Dénier l’existence aux cathares d’aujourd’hui ne résulte pas d’une analyse scientifique. L’argumentaire emprunte tant à la magie qu’à la théologie catholique.

Pour Mme Brenon, les cathares sont définitivement morts et leurs cendres dispersées, parce que « l’imposition des mains ne peut plus être pratiquée ».




De deux choses l’une,

- ou la perfection de vie est liée à ce rituel, et il prend alors valeur d’incantation magique,

- ou le rituel atteste la transmission conforme de l’enseignement de Jésus et l’argument n’est pas davantage recevable.

Croire que la chaîne spirituelle par imposition des mains fut ininterrompue depuis le premier baptême au nom de Jésus est de l’ordre de la foi, non de la certitude historique.

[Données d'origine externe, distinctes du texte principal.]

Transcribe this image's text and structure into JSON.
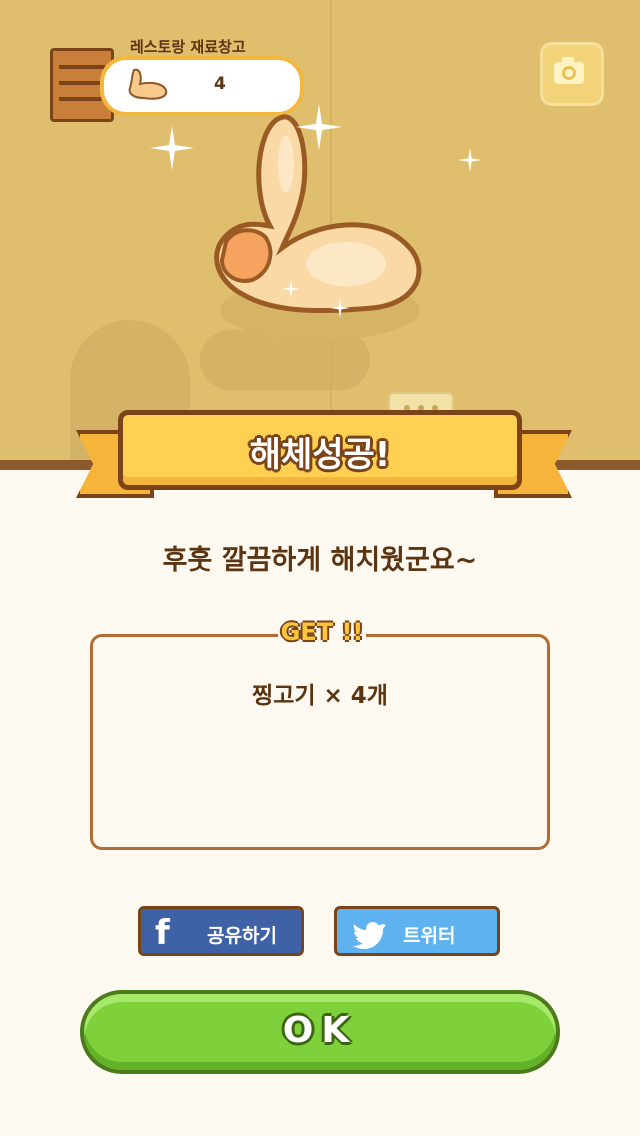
{
  "storage": {
    "label": "레스토랑 재료창고",
    "count": "4"
  },
  "result": {
    "title": "해체성공!",
    "message": "후훗 깔끔하게 해치웠군요~",
    "get_label": "GET !!",
    "reward": "찡고기 × 4개"
  },
  "share": {
    "facebook_label": "공유하기",
    "twitter_label": "트위터"
  },
  "ok_label": "OK",
  "colors": {
    "scene": "#dfbe6e",
    "banner": "#ffd052",
    "ok": "#7fd13b",
    "facebook": "#3f62a6",
    "twitter": "#5eb2ef"
  }
}
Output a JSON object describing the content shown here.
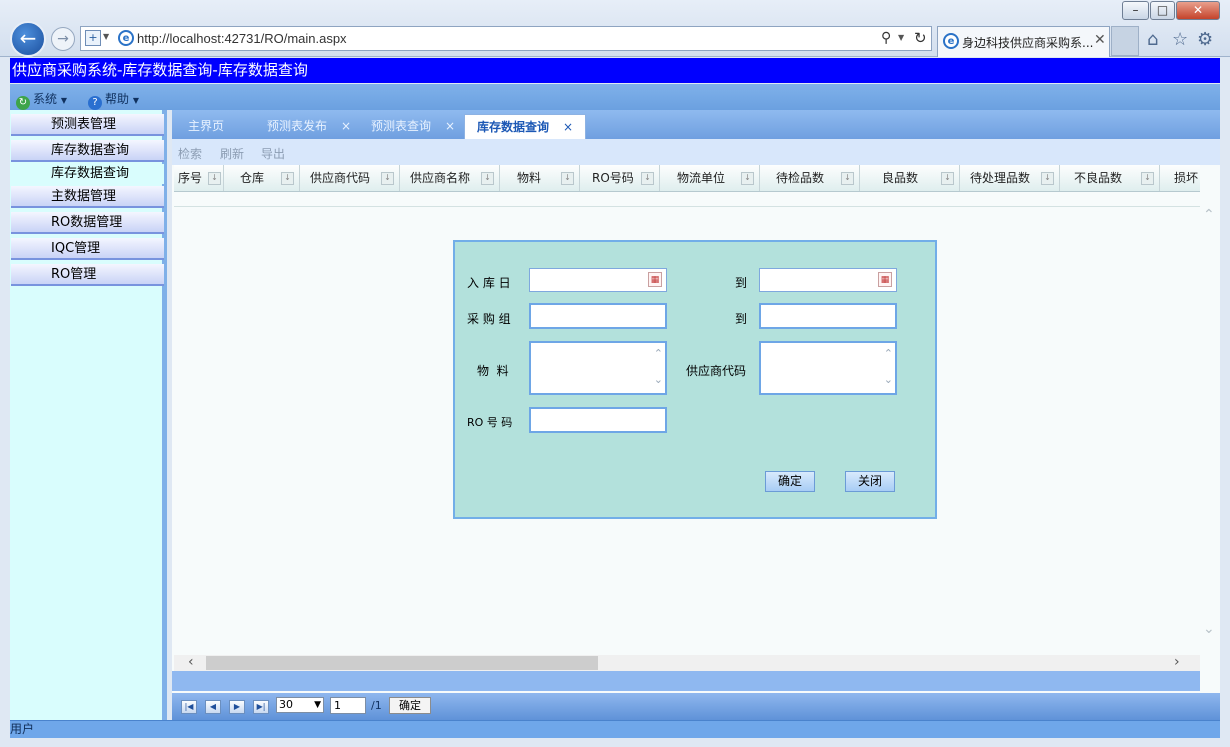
{
  "browser": {
    "url": "http://localhost:42731/RO/main.aspx",
    "url_host": "localhost",
    "tab_title": "身边科技供应商采购系...",
    "window_buttons": [
      "–",
      "□",
      "✕"
    ]
  },
  "app": {
    "title": "供应商采购系统-库存数据查询-库存数据查询"
  },
  "menu": {
    "system": "系统",
    "help": "帮助"
  },
  "sidebar": {
    "items": [
      {
        "label": "预测表管理"
      },
      {
        "label": "库存数据查询"
      },
      {
        "label": "库存数据查询"
      },
      {
        "label": "主数据管理"
      },
      {
        "label": "RO数据管理"
      },
      {
        "label": "IQC管理"
      },
      {
        "label": "RO管理"
      }
    ]
  },
  "tabs": [
    {
      "label": "主界页"
    },
    {
      "label": "预测表发布"
    },
    {
      "label": "预测表查询"
    },
    {
      "label": "库存数据查询",
      "active": true
    }
  ],
  "tab_close_glyph": "×",
  "toolbar": {
    "search": "检索",
    "refresh": "刷新",
    "export": "导出"
  },
  "grid": {
    "columns": [
      "序号",
      "仓库",
      "供应商代码",
      "供应商名称",
      "物料",
      "RO号码",
      "物流单位",
      "待检品数",
      "良品数",
      "待处理品数",
      "不良品数",
      "损坏"
    ]
  },
  "pager": {
    "page_size": "30",
    "page": "1",
    "of": "/1",
    "go": "确定"
  },
  "dialog": {
    "labels": {
      "date_in": "入 库 日",
      "to1": "到",
      "purchase_group": "采 购 组",
      "to2": "到",
      "material": "物  料",
      "supplier_code": "供应商代码",
      "ro_number": "RO 号 码"
    },
    "values": {
      "date_from": "",
      "date_to": "",
      "group_from": "",
      "group_to": "",
      "material": "",
      "supplier_code": "",
      "ro_number": ""
    },
    "ok": "确定",
    "close": "关闭"
  },
  "status_bar": {
    "user_label": "用户"
  },
  "colors": {
    "title_bar": "#0000ff",
    "dialog_bg": "#b3e1dc",
    "sidebar_bg": "#d9fdfd"
  }
}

Quand bien même la chaîne serait en principe sans défaut, quelle valeur de parfaite continuité pourrait-on donner à un lien arborescent qui dessine la variété des interprétations du message initial ? Seul un nouvel inquisiteur pourrait refuser la vie à un cathare d’aujourd’hui et effacer la pensée originale qu’il porte dans son âme.

Lorsque j’ai été invité à l’ouverture du synode de l’Eglise réformée évangélique de France, il y a quelques jours au Mas d’Azil, j’ai trouvé le pasteur Bernard Bordes bien plus charitable que l’historienne. Il a présenté « le théologien cathare » et l’évêque catholique avec une égale simplicité à l’assemblée.

La thèse de Mme Brenon n’est pas nouvelle. Irénée de Lyon l’a élaborée à la fin du IIème siècle. Le pape Benoît XVI se fonde sur cette doctrine pour refuser aux protestants la légitimité de se constituer en Eglise. Ils ne sont à ses yeux qu’une communauté ecclésiale « en rupture avec la chaîne sacramentale ». Il n’est pas suivi par l’évêque de Pamiers pour qui l’unité en Jésus le Nazaréen est première. Aussi, importe-t-il moins que l’arborescence des Eglises se déploie dans la diversité des textes et des interprétations.